Grimson then turned the spotlight over to the presenting speakers: Daniel P. Huttenlocher SM ’84 PhD ’88, dean of the MIT Stephen A. Schwarzman College of Computing and Henry Ellis Warren (1894) Professor of Electrical Engineering and Computer Science; Mariana Arcaya MCP ’08, associate professor of urban planning and public health; and Steven Truong ’20, a Marshall Scholar studying computational biology at the University of Cambridge in England.

Huttenlocher spoke about the role of artificial intelligence in health research. Last year, he said, faculty at MIT’s Abdul Latif Jameel Clinic for Machine Learning in Health identified a new antibiotic candidate capable of killing drug-resistant bacteria. “In the search for new antibiotics, there are so many possibilities that it’s not practical to try even a small fraction of them,” he explained. “This is where machine learning comes in.”

He also discussed the Schwarzman College’s mission of educating “computing bilinguals” — “people [who] are equipped with knowledge about computing and AI in addition to their field of expertise” — and emphasized the need for experts in different disciplines to collaborate. “By truly integrating computing across MIT — that’s how we’ll make unparalleled leaps in making a better world.”

“The work we heard about tonight embodies the MIT commitment to curiosity and discovery in the pursuit of a better, healthier world.”

When the Covid-19 pandemic struck, according to Arcaya, “everyone could guess who would suffer first and most.” She explained that social epidemiologists have repeatedly demonstrated that socially vulnerable people face elevated disease risk. Through participatory action research in Massachusetts cities like Chelsea and Everett, Arcaya’s students learned that the high cost of Boston-area housing has forced many community members to live in overcrowded apartments or become transient, increasing their likelihood of exposure.
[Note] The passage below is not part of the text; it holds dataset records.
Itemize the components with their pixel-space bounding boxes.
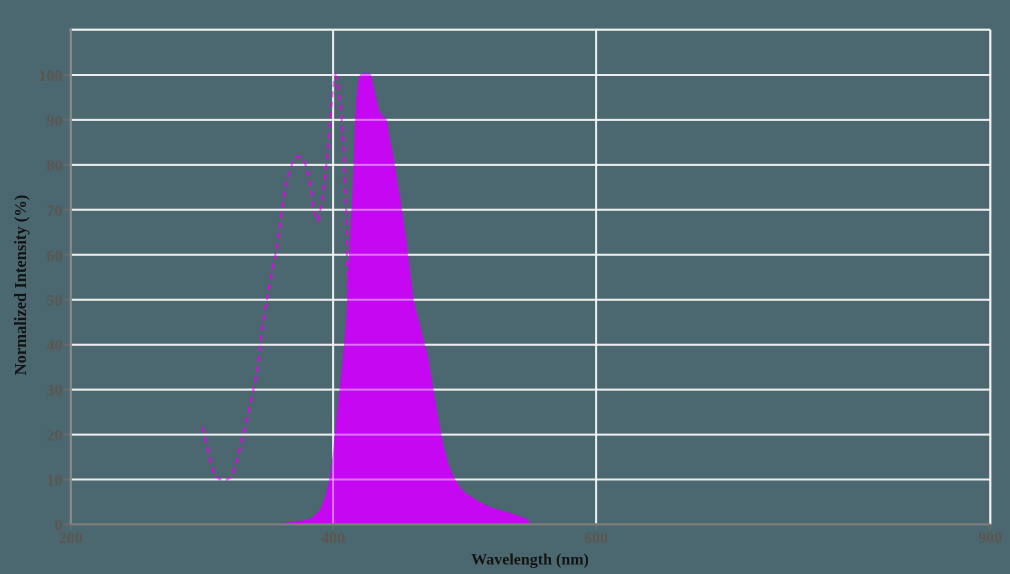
svg-text:60: 60 <box>47 248 63 265</box>
svg-text:50: 50 <box>47 293 63 310</box>
svg-text:10: 10 <box>47 473 63 490</box>
svg-text:30: 30 <box>47 383 63 400</box>
svg-text:20: 20 <box>47 428 63 445</box>
svg-text:Normalized Intensity (%): Normalized Intensity (%) <box>11 195 30 376</box>
svg-text:90: 90 <box>47 113 63 130</box>
svg-text:0: 0 <box>55 517 63 534</box>
svg-text:900: 900 <box>978 530 1002 547</box>
svg-text:600: 600 <box>584 530 608 547</box>
svg-text:70: 70 <box>47 203 63 220</box>
svg-text:80: 80 <box>47 158 63 175</box>
svg-text:100: 100 <box>39 68 63 85</box>
svg-text:40: 40 <box>47 338 63 355</box>
svg-text:Wavelength (nm): Wavelength (nm) <box>471 552 589 569</box>
svg-text:200: 200 <box>59 530 83 547</box>
svg-text:400: 400 <box>321 530 345 547</box>
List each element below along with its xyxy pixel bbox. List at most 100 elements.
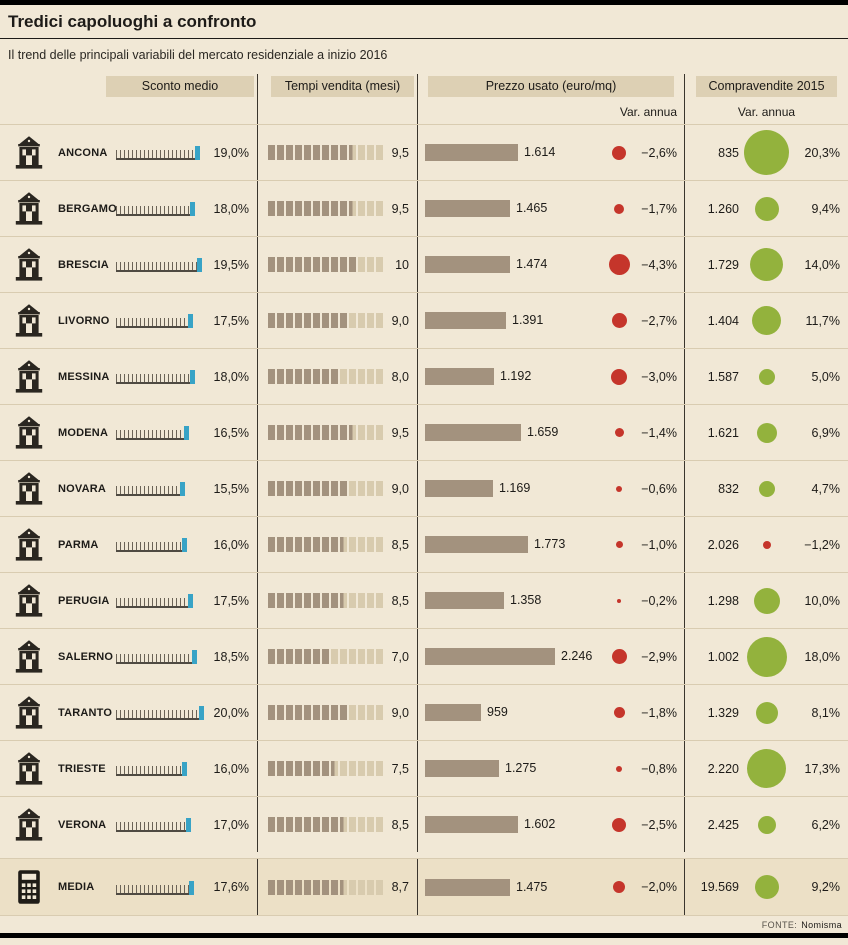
price-variation-dot (608, 254, 630, 275)
price-variation-dot-slot (597, 541, 641, 548)
price-value: 959 (487, 705, 508, 719)
bottom-rule (0, 933, 848, 938)
sale-time-segment (376, 481, 383, 496)
building-icon (6, 690, 52, 736)
ruler-baseline (116, 830, 189, 832)
sale-time-segment (295, 649, 302, 664)
price-value: 1.773 (534, 537, 566, 551)
sale-time-segment (277, 817, 284, 832)
sale-time-segment (367, 257, 374, 272)
sale-time-segment (331, 257, 338, 272)
sale-time-segment (304, 313, 311, 328)
column-header-sconto: Sconto medio (106, 76, 254, 97)
city-name: LIVORNO (58, 314, 110, 327)
price-bar-area: 1.275 (425, 760, 597, 777)
transactions-variation-dot-slot (739, 422, 794, 443)
sale-time-segment (340, 257, 347, 272)
ruler-ticks (116, 486, 183, 494)
discount-ruler (116, 145, 206, 160)
sale-time-segment (295, 537, 302, 552)
ruler-marker-icon (192, 650, 197, 664)
sale-time-segment (358, 537, 365, 552)
transactions-variation-dot (758, 368, 775, 385)
sale-time-segment (268, 201, 275, 216)
sale-time-segment (286, 425, 293, 440)
sale-time-segment (340, 761, 347, 776)
table-row: MODENA 16,5% 9,5 1.659 −1,4% 1.621 (0, 404, 848, 460)
sale-time-value: 8,5 (391, 593, 409, 608)
price-bar-area: 1.475 (425, 878, 597, 896)
sale-time-segment (331, 761, 338, 776)
transactions-variation-dot (754, 875, 779, 899)
discount-ruler (116, 201, 206, 216)
sale-time-segment (268, 649, 275, 664)
transactions-variation-dot (753, 587, 780, 614)
sale-time-segment (277, 313, 284, 328)
discount-ruler (116, 761, 206, 776)
sale-time-segment (313, 761, 320, 776)
sale-time-bar (268, 705, 383, 720)
discount-value: 19,5% (213, 257, 249, 272)
sale-time-segment (304, 593, 311, 608)
sale-time-segment (277, 481, 284, 496)
transactions-variation-dot (756, 422, 777, 443)
ruler-marker-icon (186, 818, 191, 832)
sale-time-segment (340, 649, 347, 664)
price-bar (425, 704, 481, 721)
sale-time-segment (268, 257, 275, 272)
sale-time-segment (277, 593, 284, 608)
transactions-variation-dot-slot (739, 749, 794, 788)
city-name: BRESCIA (58, 258, 109, 271)
ruler-ticks (116, 654, 195, 662)
ruler-marker-icon (189, 880, 194, 895)
sale-time-segment (349, 145, 356, 160)
price-value: 1.614 (524, 145, 556, 159)
sale-time-value: 10 (395, 257, 409, 272)
sale-time-segment (358, 481, 365, 496)
sale-time-segment (331, 201, 338, 216)
transactions-value: 2.026 (707, 537, 739, 552)
transactions-variation-dot (744, 130, 789, 175)
ruler-baseline (116, 326, 191, 328)
sale-time-segment (358, 257, 365, 272)
sale-time-value: 7,5 (391, 761, 409, 776)
sale-time-segment (376, 425, 383, 440)
price-variation-dot-slot (597, 598, 641, 603)
transactions-value: 1.621 (707, 425, 739, 440)
transactions-variation-value: 9,4% (811, 201, 841, 216)
sale-time-segment (376, 145, 383, 160)
price-variation-dot-slot (597, 254, 641, 275)
sale-time-segment (322, 649, 329, 664)
sale-time-segment (376, 369, 383, 384)
sale-time-segment (358, 817, 365, 832)
building-icon (6, 802, 52, 848)
sale-time-segment (313, 817, 320, 832)
ruler-ticks (116, 206, 193, 214)
table-row-media: MEDIA 17,6% 8,7 1.475 −2,0% 19.569 (0, 858, 848, 916)
price-value: 2.246 (561, 649, 593, 663)
sale-time-bar (268, 145, 383, 160)
sale-time-segment (304, 761, 311, 776)
discount-value: 17,5% (213, 313, 249, 328)
sale-time-segment (268, 145, 275, 160)
transactions-variation-value: 10,0% (804, 593, 840, 608)
sale-time-bar (268, 593, 383, 608)
sale-time-segment (367, 313, 374, 328)
price-variation-value: −3,0% (641, 369, 677, 384)
discount-value: 16,0% (213, 537, 249, 552)
transactions-value: 2.425 (707, 817, 739, 832)
sale-time-segment (349, 593, 356, 608)
sale-time-segment (367, 145, 374, 160)
sale-time-segment (340, 817, 347, 832)
sale-time-segment (295, 425, 302, 440)
subtitle: Il trend delle principali variabili del … (8, 48, 388, 62)
sale-time-segment (367, 425, 374, 440)
transactions-value: 19.569 (700, 880, 739, 894)
discount-ruler (116, 593, 206, 608)
sale-time-segment (340, 201, 347, 216)
sale-time-segment (376, 817, 383, 832)
transactions-variation-dot-slot (739, 248, 794, 281)
ruler-ticks (116, 262, 200, 270)
transactions-variation-dot-slot (739, 701, 794, 724)
sale-time-bar (268, 649, 383, 664)
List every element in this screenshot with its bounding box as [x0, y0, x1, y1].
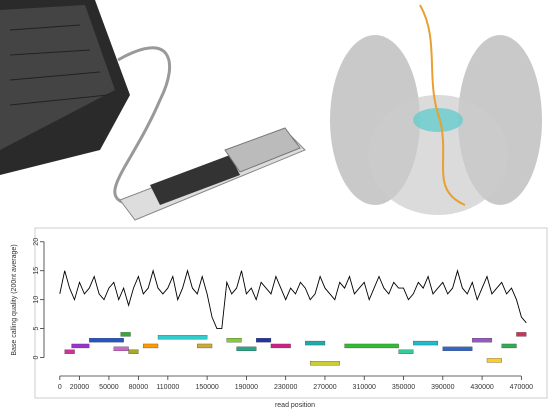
alignment-segment [443, 347, 472, 351]
alignment-segment [65, 350, 75, 354]
x-tick-label: 310000 [353, 384, 376, 391]
alignment-segment [399, 350, 414, 354]
alignment-segment [158, 335, 207, 339]
alignment-segment [256, 338, 271, 342]
y-tick-label: 15 [33, 267, 40, 275]
y-tick-label: 0 [33, 355, 40, 359]
alignment-segment [487, 358, 502, 362]
alignment-segment [271, 344, 291, 348]
x-tick-label: 0 [58, 384, 62, 391]
quality-line [60, 271, 527, 329]
x-tick-label: 110000 [156, 384, 179, 391]
x-tick-label: 50000 [99, 384, 119, 391]
alignment-segment [121, 332, 131, 336]
x-tick-label: 350000 [392, 384, 415, 391]
alignment-segment [227, 338, 242, 342]
x-tick-label: 470000 [510, 384, 533, 391]
y-tick-label: 10 [33, 296, 40, 304]
alignment-segment [237, 347, 257, 351]
x-tick-label: 80000 [129, 384, 149, 391]
chart-panel [35, 228, 547, 398]
y-tick-label: 20 [33, 238, 40, 246]
x-axis-label: read position [275, 402, 315, 409]
alignment-segment [129, 350, 139, 354]
x-tick-label: 430000 [470, 384, 493, 391]
alignment-segment [89, 338, 123, 342]
alignment-segment [72, 344, 90, 348]
x-tick-label: 390000 [431, 384, 454, 391]
alignment-segment [516, 332, 526, 336]
alignment-segment [305, 341, 325, 345]
alignment-segment [472, 338, 492, 342]
pore-structure [330, 5, 542, 215]
alignment-segment [413, 341, 438, 345]
x-tick-label: 270000 [313, 384, 336, 391]
y-axis-label: Base calling quality (200nt average) [11, 244, 18, 355]
alignment-segment [114, 347, 129, 351]
device-photo [0, 0, 305, 220]
x-tick-label: 150000 [195, 384, 218, 391]
alignment-segment [143, 344, 158, 348]
alignment-segment [310, 361, 339, 365]
x-tick-label: 190000 [235, 384, 258, 391]
y-tick-label: 5 [33, 327, 40, 331]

Concluding that rapidly increasing home values in previously affordable neighborhoods also increased Covid-19 infection rates, Arcaya’s team made a compelling case for public policy that protects affordable housing. “Putting residents at the center of place-based research improves social science,” she said.

Truong offered a sobering statistic: People of Asian descent are three times more likely than their white counterparts to have undiagnosed diabetes, because they often lack the obesity commonly associated with the disease. “My dad was a perfect example of this,” he said. “Because he didn’t look like the ‘typical’ American with diabetes, the doctors didn’t test him for it. So he was diagnosed so late in his disease that his body had already been seriously damaged.” While his father’s death reinforced Truong’s determination to study the genetic basis of diabetes in Vietnamese people, he noted the limitations of large data resources such as the UK Biobank, which includes genetic information representative of the demographic breakdown of the UK as it currently is: 95 percent white. “I was able to kickstart something in Vietnam; hopefully, it not only sheds a little light onto these questions but also brings more awareness to this issue of representation in general,” he told the audience. “I hope you uplift those underrepresented in whatever fields you represent.”

“The work we heard about tonight,” remarked Grimson as the main program concluded, “embodies the MIT commitment to curiosity and discovery in the pursuit of a better, healthier world.”